Companies most at risk for receiving proposals will be those with a history of shareholder activism and/or with a history of corporate governance or business performance problems. Corporate governance problems can include, but are not limited to, a perception of underperforming directors or management, lack of experienced board members, or a lack of responsiveness to shareholder concerns or sentiment. As such, companies with higher than average withhold votes in prior elections or majority support for previous shareholder proposals and lower support for management proposals (such as say-on-pay), should be particularly wary of the new proxy access rule.
Whether or not a company is at high risk for shareholder proxy access proposals, there are a number of things that companies should do before proxy season to avoid surprises. As with many potential problems with shareholders, companies should consider engaging in shareholder communication and outreach programs, where investors are actively encouraged to give the board and management feedback. The extent of these programs will vary from company to company depending on risk factors as well as company resources. A good first step in determining the appropriate program for each company will begin with identifying long-term shareholders. Companies should consider working with a proxy solicitor to achieve this.

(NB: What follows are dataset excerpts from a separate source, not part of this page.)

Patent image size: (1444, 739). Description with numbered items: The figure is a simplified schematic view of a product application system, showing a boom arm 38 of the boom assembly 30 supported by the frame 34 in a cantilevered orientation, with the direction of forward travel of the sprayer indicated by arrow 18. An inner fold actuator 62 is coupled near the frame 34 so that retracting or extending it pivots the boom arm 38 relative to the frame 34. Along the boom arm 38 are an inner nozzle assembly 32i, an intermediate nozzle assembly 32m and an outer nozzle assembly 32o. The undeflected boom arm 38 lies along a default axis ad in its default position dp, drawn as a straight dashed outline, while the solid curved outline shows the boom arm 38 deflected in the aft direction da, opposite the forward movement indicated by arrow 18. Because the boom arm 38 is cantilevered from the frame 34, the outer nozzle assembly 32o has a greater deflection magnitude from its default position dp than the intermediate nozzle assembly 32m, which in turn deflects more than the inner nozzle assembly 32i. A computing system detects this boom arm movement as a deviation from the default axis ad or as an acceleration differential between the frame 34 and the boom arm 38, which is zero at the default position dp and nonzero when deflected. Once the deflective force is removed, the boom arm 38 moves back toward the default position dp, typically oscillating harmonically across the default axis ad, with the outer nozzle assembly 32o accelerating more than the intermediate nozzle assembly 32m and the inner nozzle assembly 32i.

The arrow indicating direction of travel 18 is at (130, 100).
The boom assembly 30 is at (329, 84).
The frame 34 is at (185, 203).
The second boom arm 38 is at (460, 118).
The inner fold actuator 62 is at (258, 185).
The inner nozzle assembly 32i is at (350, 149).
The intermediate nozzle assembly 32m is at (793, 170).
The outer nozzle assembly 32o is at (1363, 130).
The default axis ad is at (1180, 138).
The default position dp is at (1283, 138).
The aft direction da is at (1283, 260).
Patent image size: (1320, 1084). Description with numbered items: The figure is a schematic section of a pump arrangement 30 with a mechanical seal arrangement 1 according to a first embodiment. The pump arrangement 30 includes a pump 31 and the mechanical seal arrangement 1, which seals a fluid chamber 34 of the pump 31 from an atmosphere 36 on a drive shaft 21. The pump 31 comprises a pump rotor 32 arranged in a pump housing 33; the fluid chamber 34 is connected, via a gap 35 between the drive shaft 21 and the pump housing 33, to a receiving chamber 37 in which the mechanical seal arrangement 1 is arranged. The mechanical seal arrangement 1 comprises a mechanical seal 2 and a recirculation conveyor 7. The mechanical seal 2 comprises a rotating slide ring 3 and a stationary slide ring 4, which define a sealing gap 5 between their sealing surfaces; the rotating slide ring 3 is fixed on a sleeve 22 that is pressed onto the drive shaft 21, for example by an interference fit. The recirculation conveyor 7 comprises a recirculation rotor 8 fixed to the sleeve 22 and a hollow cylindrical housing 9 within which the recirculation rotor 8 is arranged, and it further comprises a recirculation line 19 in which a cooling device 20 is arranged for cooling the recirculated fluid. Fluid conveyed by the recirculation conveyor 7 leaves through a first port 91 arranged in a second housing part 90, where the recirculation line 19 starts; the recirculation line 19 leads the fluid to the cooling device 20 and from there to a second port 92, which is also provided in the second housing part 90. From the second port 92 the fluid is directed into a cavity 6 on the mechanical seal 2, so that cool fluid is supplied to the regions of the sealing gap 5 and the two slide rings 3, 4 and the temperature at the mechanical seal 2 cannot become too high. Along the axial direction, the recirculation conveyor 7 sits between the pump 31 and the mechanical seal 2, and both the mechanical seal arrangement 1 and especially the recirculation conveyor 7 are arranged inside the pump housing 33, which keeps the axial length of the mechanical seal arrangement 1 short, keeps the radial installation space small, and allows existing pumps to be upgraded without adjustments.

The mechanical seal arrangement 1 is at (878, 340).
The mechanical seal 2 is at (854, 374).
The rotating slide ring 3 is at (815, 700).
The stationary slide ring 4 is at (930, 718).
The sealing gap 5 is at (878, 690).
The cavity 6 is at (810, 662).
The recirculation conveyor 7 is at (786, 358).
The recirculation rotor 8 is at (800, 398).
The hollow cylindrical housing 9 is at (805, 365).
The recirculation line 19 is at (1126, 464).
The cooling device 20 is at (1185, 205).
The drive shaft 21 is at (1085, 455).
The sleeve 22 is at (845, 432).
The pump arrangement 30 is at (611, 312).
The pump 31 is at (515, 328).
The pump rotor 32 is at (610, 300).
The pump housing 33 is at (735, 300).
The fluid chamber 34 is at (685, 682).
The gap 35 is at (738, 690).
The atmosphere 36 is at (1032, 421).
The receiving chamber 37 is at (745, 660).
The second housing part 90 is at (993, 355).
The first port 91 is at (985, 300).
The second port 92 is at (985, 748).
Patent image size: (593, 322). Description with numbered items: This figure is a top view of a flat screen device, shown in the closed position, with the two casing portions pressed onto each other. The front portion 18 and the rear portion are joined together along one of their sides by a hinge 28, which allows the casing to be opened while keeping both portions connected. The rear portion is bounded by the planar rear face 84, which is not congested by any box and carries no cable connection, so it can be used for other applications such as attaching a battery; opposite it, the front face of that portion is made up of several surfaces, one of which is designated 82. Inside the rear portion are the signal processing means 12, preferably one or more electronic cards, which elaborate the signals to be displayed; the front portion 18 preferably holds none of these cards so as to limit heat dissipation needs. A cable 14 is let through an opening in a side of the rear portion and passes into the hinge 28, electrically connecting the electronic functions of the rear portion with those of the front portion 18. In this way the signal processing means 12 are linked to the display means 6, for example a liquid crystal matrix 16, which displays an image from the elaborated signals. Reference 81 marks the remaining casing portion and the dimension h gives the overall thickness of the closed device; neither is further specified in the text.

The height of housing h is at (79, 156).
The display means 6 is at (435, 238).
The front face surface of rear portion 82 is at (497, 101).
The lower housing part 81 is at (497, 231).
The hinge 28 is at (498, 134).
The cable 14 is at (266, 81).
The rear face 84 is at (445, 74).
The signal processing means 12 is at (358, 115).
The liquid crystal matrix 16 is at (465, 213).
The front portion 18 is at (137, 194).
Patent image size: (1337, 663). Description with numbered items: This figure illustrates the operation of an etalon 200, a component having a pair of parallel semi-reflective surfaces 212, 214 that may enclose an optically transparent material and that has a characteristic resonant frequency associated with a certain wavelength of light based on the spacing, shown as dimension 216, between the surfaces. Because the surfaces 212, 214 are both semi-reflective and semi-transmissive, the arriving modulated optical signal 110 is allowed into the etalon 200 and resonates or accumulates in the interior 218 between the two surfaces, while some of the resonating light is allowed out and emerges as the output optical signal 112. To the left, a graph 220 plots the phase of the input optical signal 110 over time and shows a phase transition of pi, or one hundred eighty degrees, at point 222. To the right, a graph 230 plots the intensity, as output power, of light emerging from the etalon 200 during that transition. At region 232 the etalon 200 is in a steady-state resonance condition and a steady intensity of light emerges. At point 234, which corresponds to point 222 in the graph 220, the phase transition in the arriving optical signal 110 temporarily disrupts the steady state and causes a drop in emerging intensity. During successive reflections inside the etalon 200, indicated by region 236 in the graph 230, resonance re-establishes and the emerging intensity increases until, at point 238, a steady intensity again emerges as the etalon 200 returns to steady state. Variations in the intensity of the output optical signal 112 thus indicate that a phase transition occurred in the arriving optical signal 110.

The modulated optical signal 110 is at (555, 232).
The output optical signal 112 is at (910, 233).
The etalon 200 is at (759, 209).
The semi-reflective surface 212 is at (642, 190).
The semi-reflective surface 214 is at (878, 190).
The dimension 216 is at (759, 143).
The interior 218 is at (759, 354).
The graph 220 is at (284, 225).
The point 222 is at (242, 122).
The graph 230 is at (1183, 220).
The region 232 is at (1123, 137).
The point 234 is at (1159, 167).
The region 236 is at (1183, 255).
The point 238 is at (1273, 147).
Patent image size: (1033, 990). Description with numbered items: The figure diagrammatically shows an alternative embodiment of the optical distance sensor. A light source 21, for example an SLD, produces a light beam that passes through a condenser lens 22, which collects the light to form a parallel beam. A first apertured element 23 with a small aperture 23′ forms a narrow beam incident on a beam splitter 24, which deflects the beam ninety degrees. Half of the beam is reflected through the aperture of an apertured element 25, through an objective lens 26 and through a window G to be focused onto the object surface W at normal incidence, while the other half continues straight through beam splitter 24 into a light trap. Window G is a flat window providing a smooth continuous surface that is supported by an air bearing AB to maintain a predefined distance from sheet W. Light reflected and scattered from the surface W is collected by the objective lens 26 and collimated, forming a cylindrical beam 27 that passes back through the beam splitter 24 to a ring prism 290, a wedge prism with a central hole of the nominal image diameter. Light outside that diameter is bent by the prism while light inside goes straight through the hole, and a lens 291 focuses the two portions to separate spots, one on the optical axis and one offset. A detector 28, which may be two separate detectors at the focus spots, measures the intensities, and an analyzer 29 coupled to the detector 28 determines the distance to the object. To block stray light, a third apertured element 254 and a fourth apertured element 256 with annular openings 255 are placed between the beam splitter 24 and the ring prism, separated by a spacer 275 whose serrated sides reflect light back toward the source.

Through the process of preparing for the 2012 proxy season, issuers should also consider their position on proxy access, ideally taking into account shareholder sentiment at each company. In some cases this may mean proposing to shareholders a version of proxy access (e.g. with higher ownership or holding period requirements) that management can live with. In other cases, it may only mean offering a clear explanation of the current nomination process and why it is best for shareholders and the company. In many situations, issuers will find the optimum solution somewhere in between these two alternatives.
Companies at high risk should also consider addressing past problems. This could include implementing actions proposed by shareholders in the past, making changes to the board or the nominating process, and addressing perceived management shortcomings. Companies can also consider making bylaw changes to reflect more shareholder friendly corporate governance structures, such as majority vote director elections.
Responding to Proxy Access Proposals
Responding to proxy access proposals will be as individual as there are companies. Because it is the first year that such proposals will be allowed, each proposal is likely to differ from the next. This may result in situations where companies may, under current rules, exclude a proposal for vagueness and other technical or language based reasons. This is particularly true as applied to binding proposals. Other responses may include negotiations with proponents (both aimed at determining and addressing the underlying reason for the proposal and at coming to a more management friendly version of a final proposal), proposing their own proxy access rule, and simply opposing the proposal.
Regardless of an individual company’s situation, we recommend that a company always consult its legal counsel as well as a governance professional when determining its options and response.